In vitro fertilisation is a complex but well-established fertility treatment that helps eggs and sperm meet in a laboratory and gives embryos a chance to implant in the uterus. The process usually includes testing, ovarian stimulation, monitoring, egg retrieval, sperm preparation, fertilisation, embryo culture, embryo transfer, and pregnancy testing.

IVF can bring hope, but it can also bring uncertainty. Success is not guaranteed, and the process can be physically, emotionally, and financially demanding. Understanding the steps can help patients feel more prepared and ask better questions.

Every IVF journey is different. The best plan depends on age, diagnosis, ovarian reserve, sperm quality, medical history, personal values, and clinic guidance. Anyone considering IVF should speak with a qualified fertility specialist to understand their options and create a treatment plan that fits their situation.

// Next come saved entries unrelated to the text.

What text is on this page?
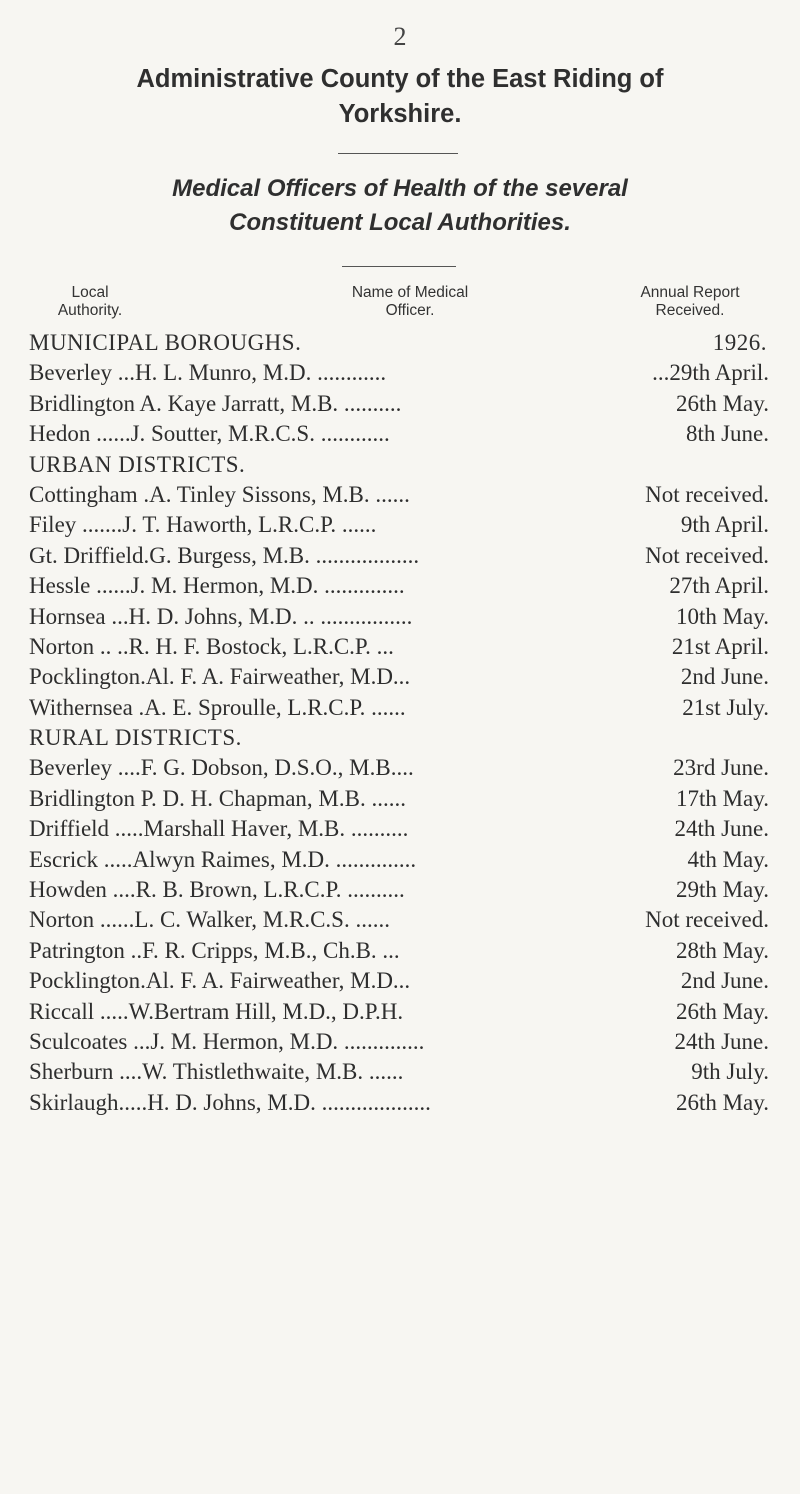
2
Administrative County of the East Riding of
Yorkshire.
Medical Officers of Health of the several
Constituent Local Authorities.
Local
Authority.
Name of Medical
Officer.
Annual Report
Received.
MUNICIPAL BOROUGHS.	1926.
Beverley ...H. L. Munro, M.D. ............	...29th April.
Bridlington A. Kaye Jarratt, M.B. ..........	26th May.
Hedon ......J. Soutter, M.R.C.S. ............	8th June.
URBAN DISTRICTS.
Cottingham .A. Tinley Sissons, M.B. ......	Not received.
Filey .......J. T. Haworth, L.R.C.P. ......	9th April.
Gt. Driffield.G. Burgess, M.B. ..................	Not received.
Hessle ......J. M. Hermon, M.D. ..............	27th April.
Hornsea ...H. D. Johns, M.D. .. ................	10th May.
Norton .. ..R. H. F. Bostock, L.R.C.P. ...	21st April.
Pocklington.Al. F. A. Fairweather, M.D...	2nd June.
Withernsea .A. E. Sproulle, L.R.C.P. ......	21st July.
RURAL DISTRICTS.
Beverley ....F. G. Dobson, D.S.O., M.B....	23rd June.
Bridlington P. D. H. Chapman, M.B. ......	17th May.
Driffield .....Marshall Haver, M.B. ..........	24th June.
Escrick .....Alwyn Raimes, M.D. ..............	4th May.
Howden ....R. B. Brown, L.R.C.P. ..........	29th May.
Norton ......L. C. Walker, M.R.C.S. ......	Not received.
Patrington ..F. R. Cripps, M.B., Ch.B. ...	28th May.
Pocklington.Al. F. A. Fairweather, M.D...	2nd June.
Riccall .....W.Bertram Hill, M.D., D.P.H.	26th May.
Sculcoates ...J. M. Hermon, M.D. ..............	24th June.
Sherburn ....W. Thistlethwaite, M.B. ......	9th July.
Skirlaugh.....H. D. Johns, M.D. ...................	26th May.
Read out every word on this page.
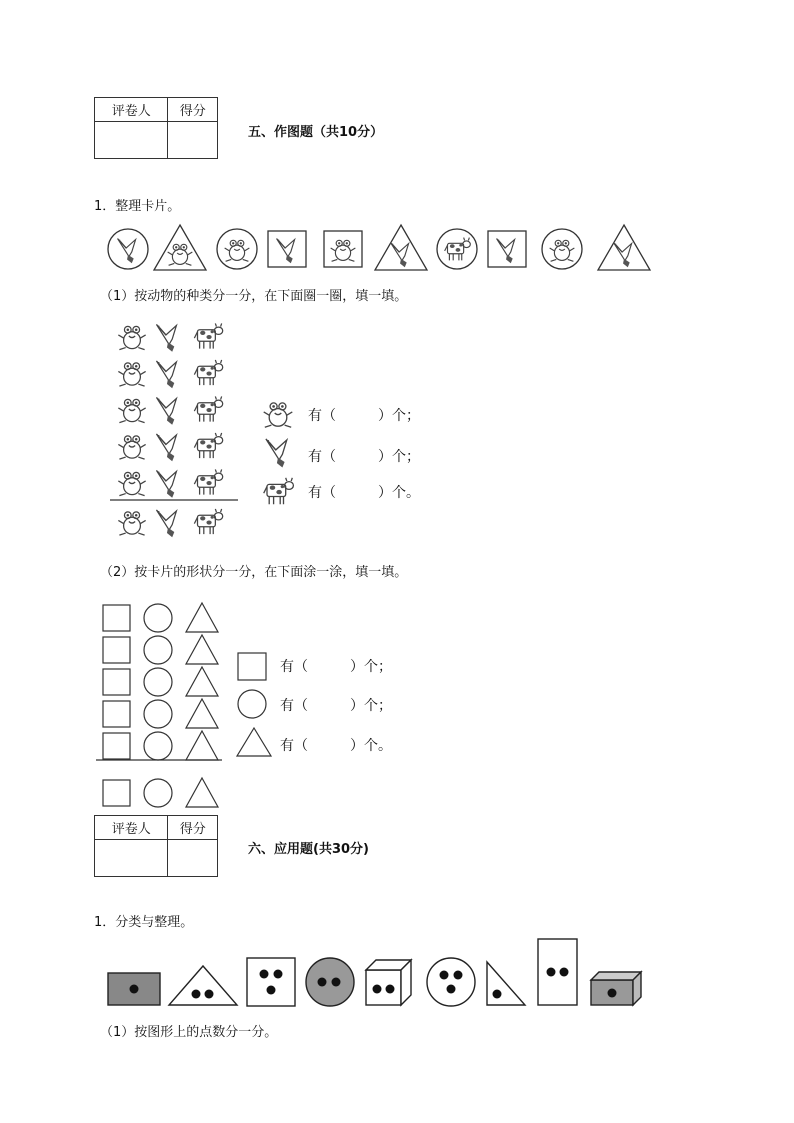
评卷人	得分

五、作图题（共10分）
1．整理卡片。
（1）按动物的种类分一分，在下面圈一圈，填一填。
有（　　　）个；
有（　　　）个；
有（　　　）个。
（2）按卡片的形状分一分，在下面涂一涂，填一填。
有（　　　）个；
有（　　　）个；
有（　　　）个。
评卷人	得分

六、应用题(共30分)
1．分类与整理。
（1）按图形上的点数分一分。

Frequently Asked Questions About IVF

What does IVF mean?

IVF stands for in vitro fertilisation. It is a fertility treatment where eggs are fertilised with sperm in a laboratory, and an embryo is placed into the uterus.

How does IVF work?

IVF usually involves ovarian stimulation, egg retrieval, sperm preparation, fertilisation in the lab, embryo growth, embryo transfer, and pregnancy testing.

Is IVF painful?

Some parts can be uncomfortable, such as injections, bloating during stimulation, and cramping after egg retrieval. Egg retrieval is usually done with sedation or anesthesia.

How long does the IVF process take?

A single IVF cycle may take several weeks, but the full timeline can be longer if embryos are frozen, genetic testing is done, or transfer happens in a later cycle.

Is IVF guaranteed to work?

No. IVF can improve the chance of pregnancy for many people, but it does not guarantee pregnancy or live birth.

What is egg retrieval?

Egg retrieval is a procedure where eggs are collected from the ovaries using ultrasound guidance and a thin needle, usually under sedation or anesthesia.

What is embryo transfer?

Embryo transfer is the procedure where an embryo is placed into the uterus using a thin catheter.

What is ICSI?

ICSI is a lab technique where one sperm is injected directly into one mature egg. It may be used for male-factor infertility or other reasons.

Can IVF use donor eggs or donor sperm?

Yes. IVF can be done with a patient’s own eggs and sperm from a partner, or with donor eggs, donor sperm, or donor embryos.

What are the risks of IVF?

Possible risks include ovarian hyperstimulation syndrome, multiple pregnancy, ectopic pregnancy, miscarriage, egg retrieval complications, emotional stress, and medication side effects.

What happens if IVF does not work?

The clinic may review the cycle, discuss possible reasons, adjust the plan, and consider another transfer, another IVF cycle, donor options, or other next steps.

Should I choose fresh or frozen embryo transfer?

The best choice depends on hormone levels, embryo testing plans, OHSS risk, uterine lining, clinic protocol, and personal medical factors.